As stated by Zimmerman, J., in State v. Holt (1969), 17 Ohio St. 2d 81, 86, 246 N. E. 2d 365, with reference to the opinion of an expert witness which should have been excluded:

“Because of the witness’s educational background and his apparent prestige, his testimony undoubtedly made an impression on the jury and was accorded greater weight than it was entitled to. * *

Since the opinion evidence of this witness should have been given no weight, we do not believe that there is any validity to defendant’s complaint that the cross-examination of the witness by the court had the effect of creating a doubt in the minds of the jury as to whether the witness was expressing any opinion at all and whether his opinion testimony had any value.

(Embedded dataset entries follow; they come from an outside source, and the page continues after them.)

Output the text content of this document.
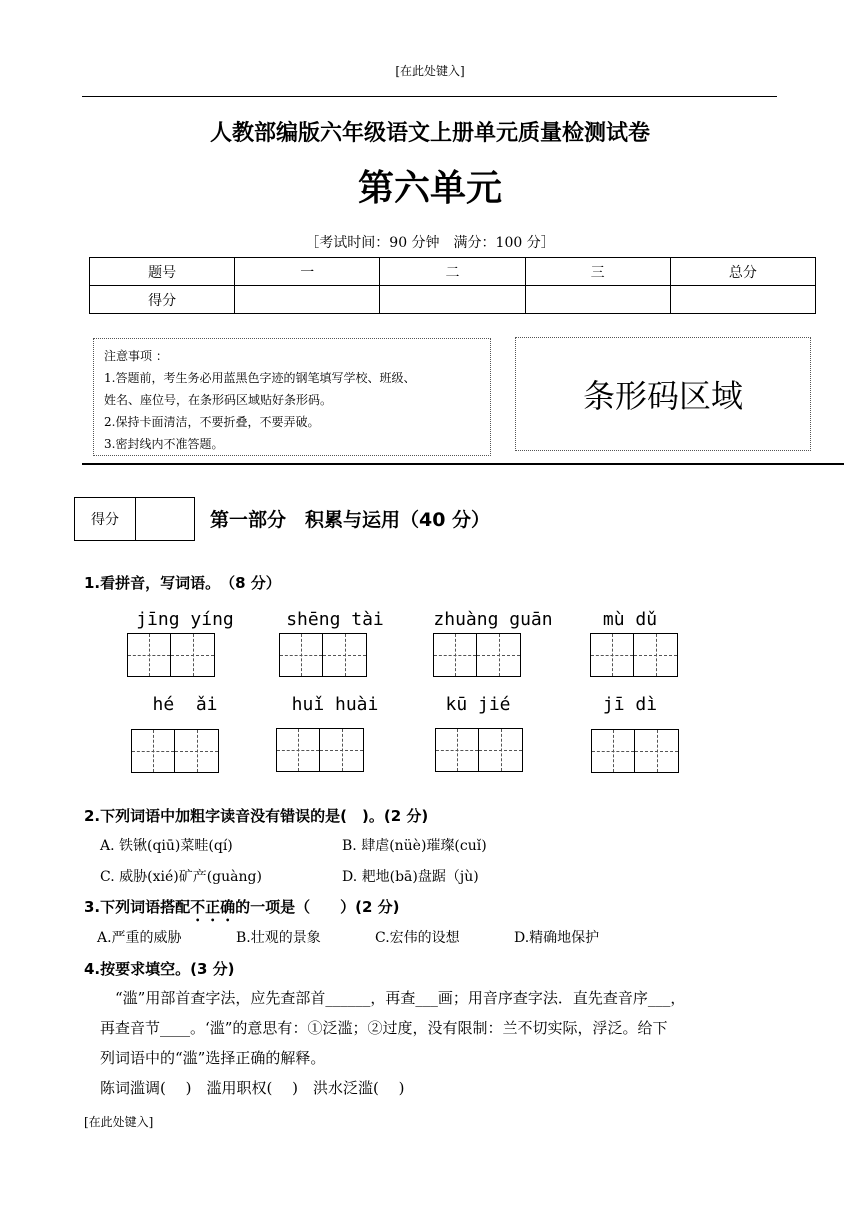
[在此处键入]
人教部编版六年级语文上册单元质量检测试卷
第六单元
［考试时间：90 分钟　满分：100 分］
题号	一	二	三	总分
得分				
注意事项 ：
1.答题前，考生务必用蓝黑色字迹的钢笔填写学校、班级、
姓名、座位号，在条形码区域贴好条形码。
2.保持卡面清洁，不要折叠，不要弄破。
3.密封线内不准答题。
条形码区域
得分	第一部分　积累与运用（40 分）
1.看拼音，写词语。　（8 分）
jīng yíng	shēng tài	zhuàng guān	mù dǔ
hé  ǎi	huǐ huài	kū jié	jī dì
2.下列词语中加粗字读音没有错误的是(　)。(2 分)
A. 铁锹(qiū)菜畦(qí)	B. 肆虐(nüè)璀璨(cuǐ)
C. 威胁(xié)矿产(guàng)	D. 耙地(bā)盘踞（jù)
3.下列词语搭配不正确的一项是（　　）(2 分)
A.严重的威胁	B.壮观的景象	C.宏伟的设想	D.精确地保护
4.按要求填空。(3 分)
　“滥”用部首查字法，应先查部首______，再查___画；用音序查字法．直先查音序___，
再查音节____。‘滥”的意思有：①泛滥；②过度，没有限制：兰不切实际，浮泛。给下
列词语中的“滥”选择正确的解释。
陈词滥调(　 )　滥用职权(　 )　洪水泛滥(　 )
[在此处键入]
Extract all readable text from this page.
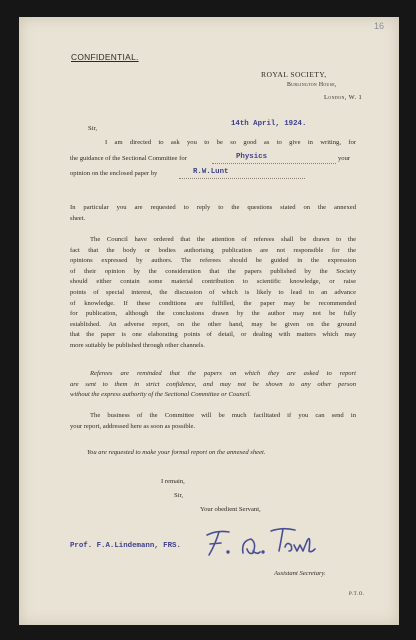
16
CONFIDENTIAL.
ROYAL SOCIETY,
Burlington House,
London, W. 1
14th April, 1924.
Sir,
I am directed to ask you to be so good as to give in writing, for
the guidance of the Sectional Committee for	Physics	your
opinion on the enclosed paper by	R.W.Lunt
In particular you are requested to reply to the questions stated on the annexed
sheet.
The Council have ordered that the attention of referees shall be drawn to the
fact that the body or bodies authorising publication are not responsible for the
opinions expressed by authors. The referees should be guided in the expression
of their opinion by the consideration that the papers published by the Society
should either contain some material contribution to scientific knowledge, or raise
points of special interest, the discussion of which is likely to lead to an advance
of knowledge. If these conditions are fulfilled, the paper may be recommended
for publication, although the conclusions drawn by the author may not be fully
established. An adverse report, on the other hand, may be given on the ground
that the paper is one elaborating points of detail, or dealing with matters which may
more suitably be published through other channels.
Referees are reminded that the papers on which they are asked to report
are sent to them in strict confidence, and may not be shown to any other person
without the express authority of the Sectional Committee or Council.
The business of the Committee will be much facilitated if you can send in
your report, addressed here as soon as possible.
You are requested to make your formal report on the annexed sheet.
I remain,
Sir,
Your obedient Servant,
Prof. F.A.Lindemann, FRS.
Assistant Secretary.
P.T.O.
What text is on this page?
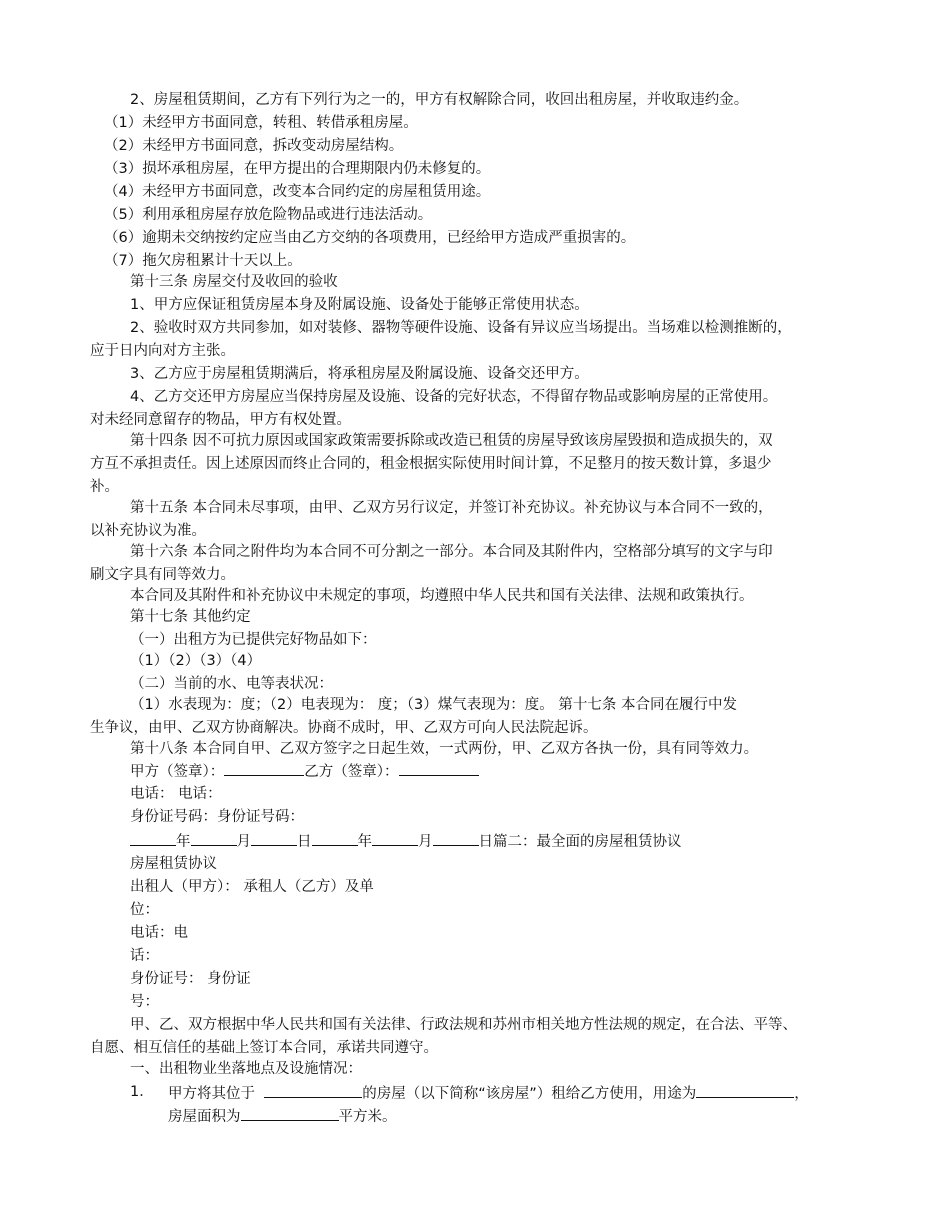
2、房屋租赁期间，乙方有下列行为之一的，甲方有权解除合同，收回出租房屋，并收取违约金。
（1）未经甲方书面同意，转租、转借承租房屋。
（2）未经甲方书面同意，拆改变动房屋结构。
（3）损坏承租房屋，在甲方提出的合理期限内仍未修复的。
（4）未经甲方书面同意，改变本合同约定的房屋租赁用途。
（5）利用承租房屋存放危险物品或进行违法活动。
（6）逾期未交纳按约定应当由乙方交纳的各项费用，已经给甲方造成严重损害的。
（7）拖欠房租累计十天以上。
第十三条 房屋交付及收回的验收
1、甲方应保证租赁房屋本身及附属设施、设备处于能够正常使用状态。
2、验收时双方共同参加，如对装修、器物等硬件设施、设备有异议应当场提出。当场难以检测推断的，
应于日内向对方主张。
3、乙方应于房屋租赁期满后，将承租房屋及附属设施、设备交还甲方。
4、乙方交还甲方房屋应当保持房屋及设施、设备的完好状态，不得留存物品或影响房屋的正常使用。
对未经同意留存的物品，甲方有权处置。
第十四条 因不可抗力原因或国家政策需要拆除或改造已租赁的房屋导致该房屋毁损和造成损失的，双
方互不承担责任。因上述原因而终止合同的，租金根据实际使用时间计算，不足整月的按天数计算，多退少
补。
第十五条 本合同未尽事项，由甲、乙双方另行议定，并签订补充协议。补充协议与本合同不一致的，
以补充协议为准。
第十六条 本合同之附件均为本合同不可分割之一部分。本合同及其附件内，空格部分填写的文字与印
刷文字具有同等效力。
本合同及其附件和补充协议中未规定的事项，均遵照中华人民共和国有关法律、法规和政策执行。
第十七条 其他约定
（一）出租方为已提供完好物品如下：
（1）（2）（3）（4）
（二）当前的水、电等表状况：
（1）水表现为：度；（2）电表现为： 度；（3）煤气表现为：度。 第十七条 本合同在履行中发
生争议，由甲、乙双方协商解决。协商不成时，甲、乙双方可向人民法院起诉。
第十八条 本合同自甲、乙双方签字之日起生效，一式两份，甲、乙双方各执一份，具有同等效力。
甲方（签章）：	乙方（签章）：
电话： 电话：
身份证号码：身份证号码：
年	月	日	年	月	日篇二：最全面的房屋租赁协议
房屋租赁协议
出租人（甲方）： 承租人（乙方）及单
位：
电话：电
话：
身份证号： 身份证
号：
甲、乙、双方根据中华人民共和国有关法律、行政法规和苏州市相关地方性法规的规定，在合法、平等、
自愿、相互信任的基础上签订本合同，承诺共同遵守。
一、出租物业坐落地点及设施情况：
1． 甲方将其位于	的房屋（以下简称“该房屋”）租给乙方使用，用途为	，
房屋面积为	平方米。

Likewise, since defendant had offered testimony of an expert witness which should all have been excluded, we do not believe that there is any validity to defendant’s complaint that the court’s examination of the witness suggested to the jury that the accused should have asked this expert -witness to examine the child and that defendant did not because the expert witness’ opinion might have been unfavorable. Actually, this expert witness of the defendant volunteered a statement suggesting that an examination of the child might be helpful before the court’s questioning, which led to the witness’ testimony that such an examination might enable him to give an opinion excluding someone as the father.

O’Neill, J., concurs in the foregoing dissenting opinion.